C'est quoi la garrigue ?
Les garrigues, c’est sec et ça pique... et pourtant leur découverte révèle de nombreuses surprises : une faune et une flore diversifiées et originales, une histoire ancienne fortement liée aux origines des activités de l’homme, des dynamiques actuelles au coeur des enjeux de protection de notre patrimoine et de nos paysages..
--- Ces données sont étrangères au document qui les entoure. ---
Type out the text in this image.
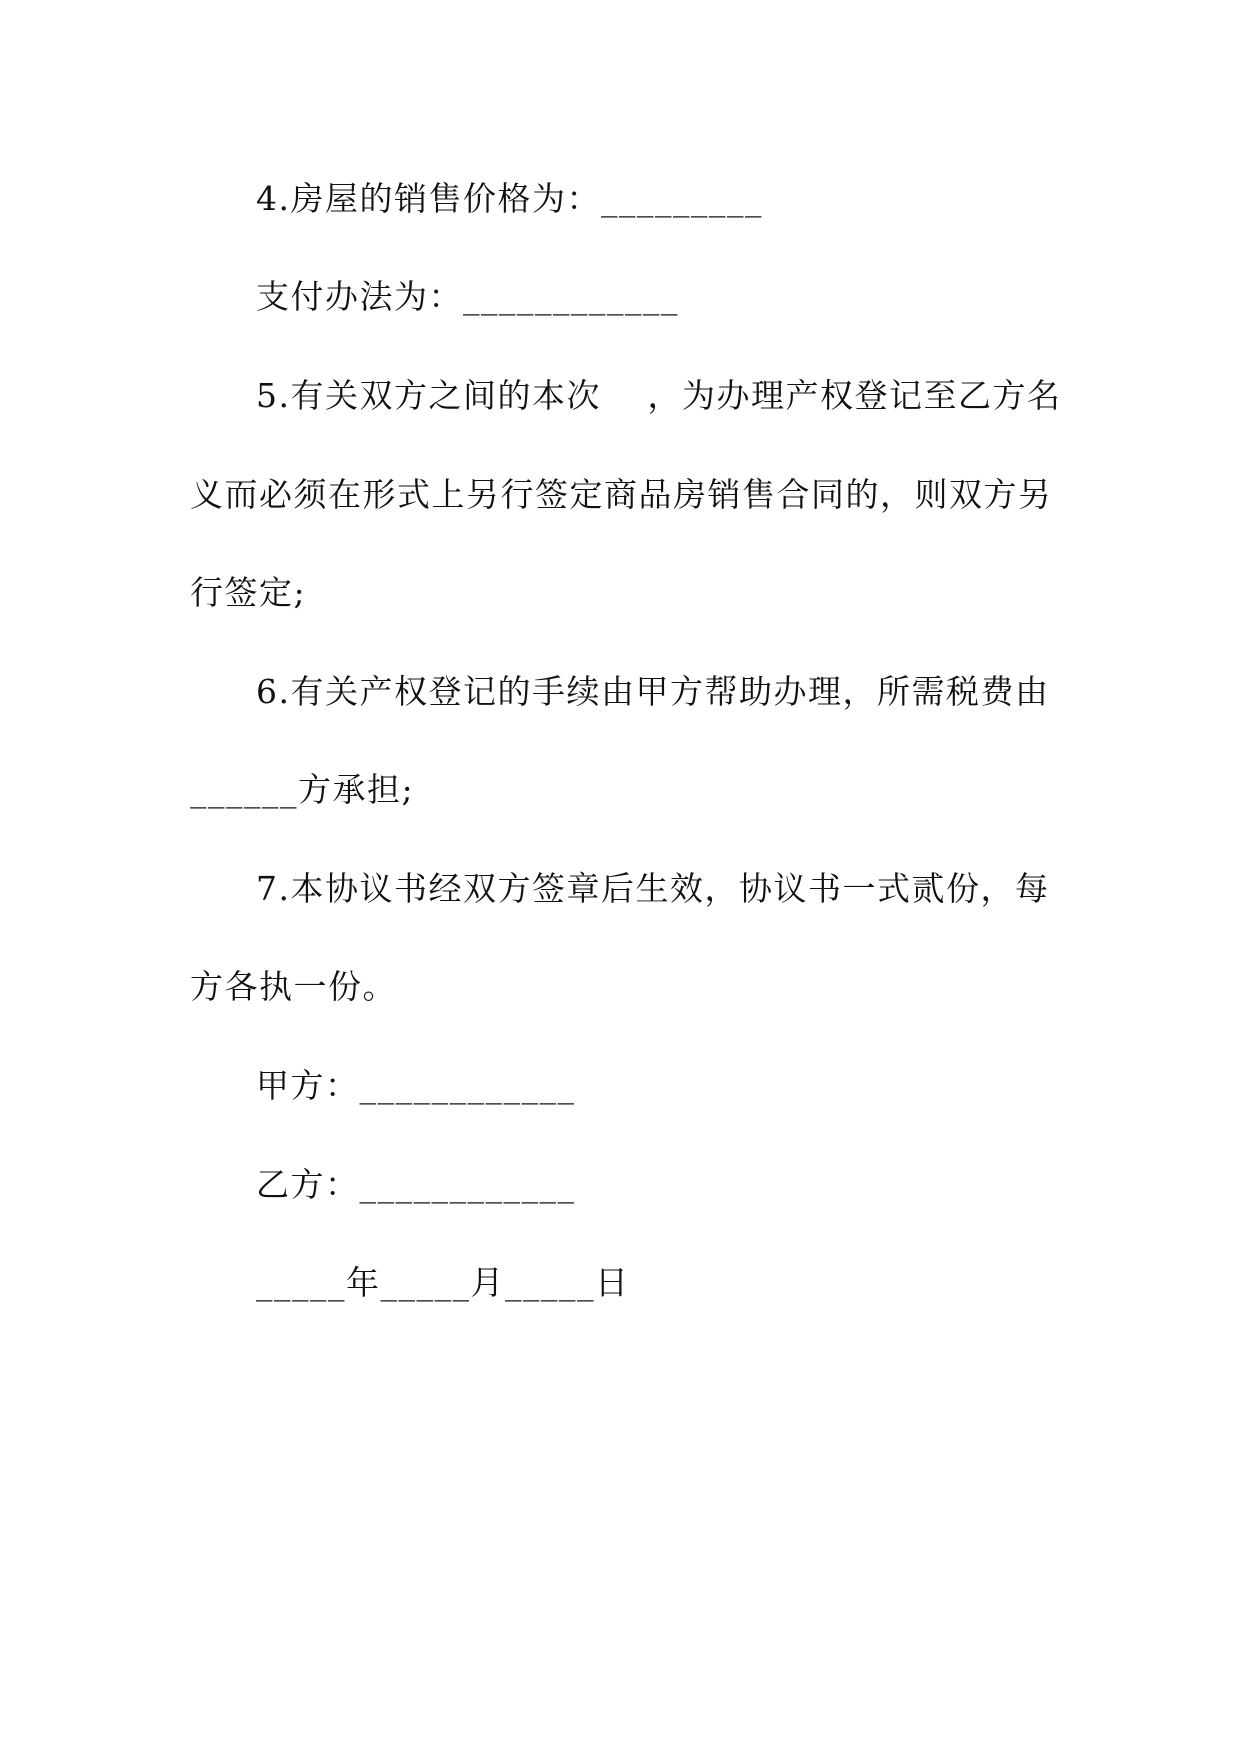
4.房屋的销售价格为：_________
支付办法为：____________
5.有关双方之间的本次　 ，为办理产权登记至乙方名
义而必须在形式上另行签定商品房销售合同的，则双方另
行签定;
6.有关产权登记的手续由甲方帮助办理，所需税费由
______方承担;
7.本协议书经双方签章后生效，协议书一式贰份，每
方各执一份。
甲方：____________
乙方：____________
_____年_____月_____日
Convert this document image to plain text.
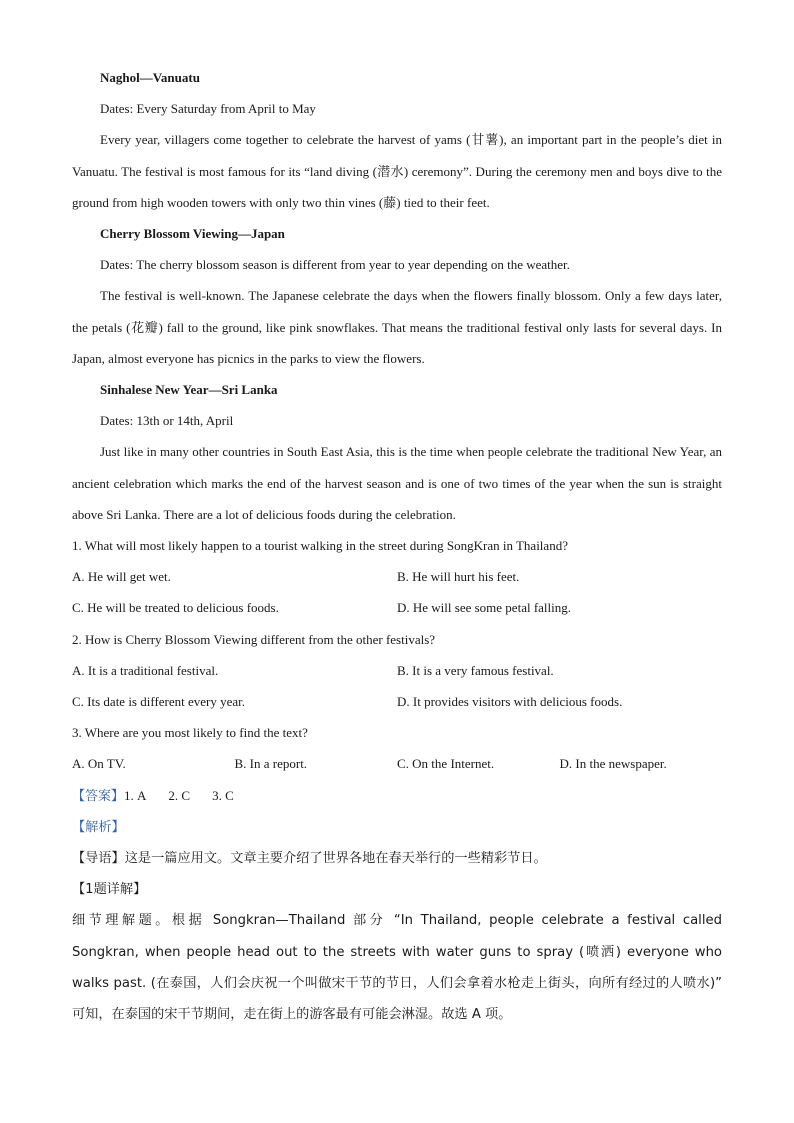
Naghol—Vanuatu

Dates: Every Saturday from April to May

Every year, villagers come together to celebrate the harvest of yams (甘薯), an important part in the people’s diet in Vanuatu. The festival is most famous for its “land diving (潜水) ceremony”. During the ceremony men and boys dive to the ground from high wooden towers with only two thin vines (藤) tied to their feet.

Cherry Blossom Viewing—Japan

Dates: The cherry blossom season is different from year to year depending on the weather.

The festival is well-known. The Japanese celebrate the days when the flowers finally blossom. Only a few days later, the petals (花瓣) fall to the ground, like pink snowflakes. That means the traditional festival only lasts for several days. In Japan, almost everyone has picnics in the parks to view the flowers.

Sinhalese New Year—Sri Lanka

Dates: 13th or 14th, April

Just like in many other countries in South East Asia, this is the time when people celebrate the traditional New Year, an ancient celebration which marks the end of the harvest season and is one of two times of the year when the sun is straight above Sri Lanka. There are a lot of delicious foods during the celebration.

1. What will most likely happen to a tourist walking in the street during SongKran in Thailand?

A. He will get wet.	B. He will hurt his feet.
C. He will be treated to delicious foods.	D. He will see some petal falling.

2. How is Cherry Blossom Viewing different from the other festivals?

A. It is a traditional festival.	B. It is a very famous festival.
C. Its date is different every year.	D. It provides visitors with delicious foods.

3. Where are you most likely to find the text?

A. On TV.	B. In a report.	C. On the Internet.	D. In the newspaper.
【答案】1. A 2. C 3. C

【解析】

【导语】这是一篇应用文。文章主要介绍了世界各地在春天举行的一些精彩节日。

【1题详解】

细节理解题。根据 Songkran—Thailand 部分 “In Thailand, people celebrate a festival called Songkran, when people head out to the streets with water guns to spray (喷洒) everyone who walks past. (在泰国，人们会庆祝一个叫做宋干节的节日，人们会拿着水枪走上街头，向所有经过的人喷水)” 可知，在泰国的宋干节期间，走在街上的游客最有可能会淋湿。故选 A 项。
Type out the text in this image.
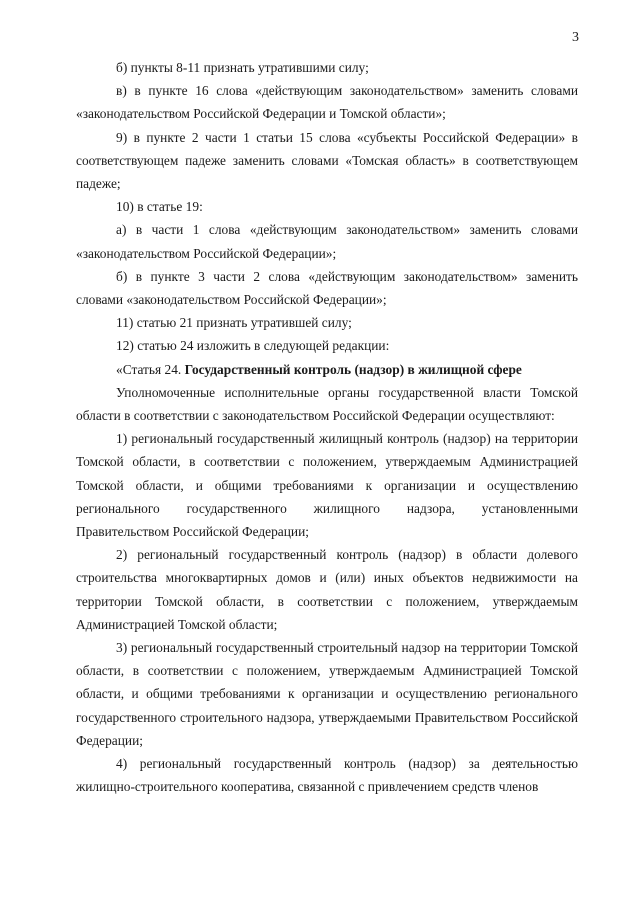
3

б) пункты 8-11 признать утратившими силу;

в) в пункте 16 слова «действующим законодательством» заменить словами «законодательством Российской Федерации и Томской области»;

9) в пункте 2 части 1 статьи 15 слова «субъекты Российской Федерации» в соответствующем падеже заменить словами «Томская область» в соответствующем падеже;

10) в статье 19:

а) в части 1 слова «действующим законодательством» заменить словами «законодательством Российской Федерации»;

б) в пункте 3 части 2 слова «действующим законодательством» заменить словами «законодательством Российской Федерации»;

11) статью 21 признать утратившей силу;

12) статью 24 изложить в следующей редакции:

«Статья 24. Государственный контроль (надзор) в жилищной сфере

Уполномоченные исполнительные органы государственной власти Томской области в соответствии с законодательством Российской Федерации осуществляют:

1) региональный государственный жилищный контроль (надзор) на территории Томской области, в соответствии с положением, утверждаемым Администрацией Томской области, и общими требованиями к организации и осуществлению регионального государственного жилищного надзора, установленными Правительством Российской Федерации;

2) региональный государственный контроль (надзор) в области долевого строительства многоквартирных домов и (или) иных объектов недвижимости на территории Томской области, в соответствии с положением, утверждаемым Администрацией Томской области;

3) региональный государственный строительный надзор на территории Томской области, в соответствии с положением, утверждаемым Администрацией Томской области, и общими требованиями к организации и осуществлению регионального государственного строительного надзора, утверждаемыми Правительством Российской Федерации;

4) региональный государственный контроль (надзор) за деятельностью жилищно-строительного кооператива, связанной с привлечением средств членов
La garrigue, un milieu naturel typiquement méditerranéen


Le terme de garrigue désigne pour les botanistes une formation végétale xérophile (c’est-à-dire adaptée à la sécheresse) basse sur sol calcaire. Il existe des milieux semblables dans toutes les régions soumises au climat méditerranéen : les Matorrals en Espagne, la Phrygane en Grèce, la Bartha en Israël, le Chaparral en Californie, le Fynbos dans la région du Cap (Afrique du Sud), le Matorral au Chili, le Kwongwan au sud-ouest de l’Australie. En France, on parle de garrigue sur les roches calcaires et de maquis sur les sols acides. Cette différence entre garrigue et maquis, aujourd’hui largement acceptée, est issue de « l’école » agronomique de Montpellier qui s’opposait à la vision défendue par « l’école » de Toulouse pour laquelle le maquis était un stade arbustif plus haut et plus dense que la garrigue quel que soit le substrat. Le botaniste Charles Sauvage en accord avec un homologue espagnol Ruiz de la Torre, propose en 1966 que le terme espagnol matorral soit utilisé en langue française pour désigner de façon générique l’ensemble de ce type de formations végétales. Tous ces milieux ont pour caractéristiques communes une multitude d’adaptations des végétaux aux contraintes liées à la sécheresse et à la pauvreté du sol. On y trouve quasiment partout une végétation sempervirente (feuillage persistant), des feuilles coriaces, de nombreux ligneux bas, des plantes à bulbes, des plantes aromatiques... On y observe également de nombreuses adaptations à la présence importante d’herbivores (résistance au broutage ou utilisation des animaux pour la dispersion des graines). Une autre constante est la forte biodiversité de ces milieux. On y observe partout une richesse et une originalité importantes de la flore et de la faune. Ces milieux secs emblématiques des paysages méditerranéens ont grandement participé, par la diversité de leur patrimoine naturel mais aussi par leur fragilité, au classement de la zone méditerranéenne comme un des 34 «hot spot» de la biodiversité mondiale.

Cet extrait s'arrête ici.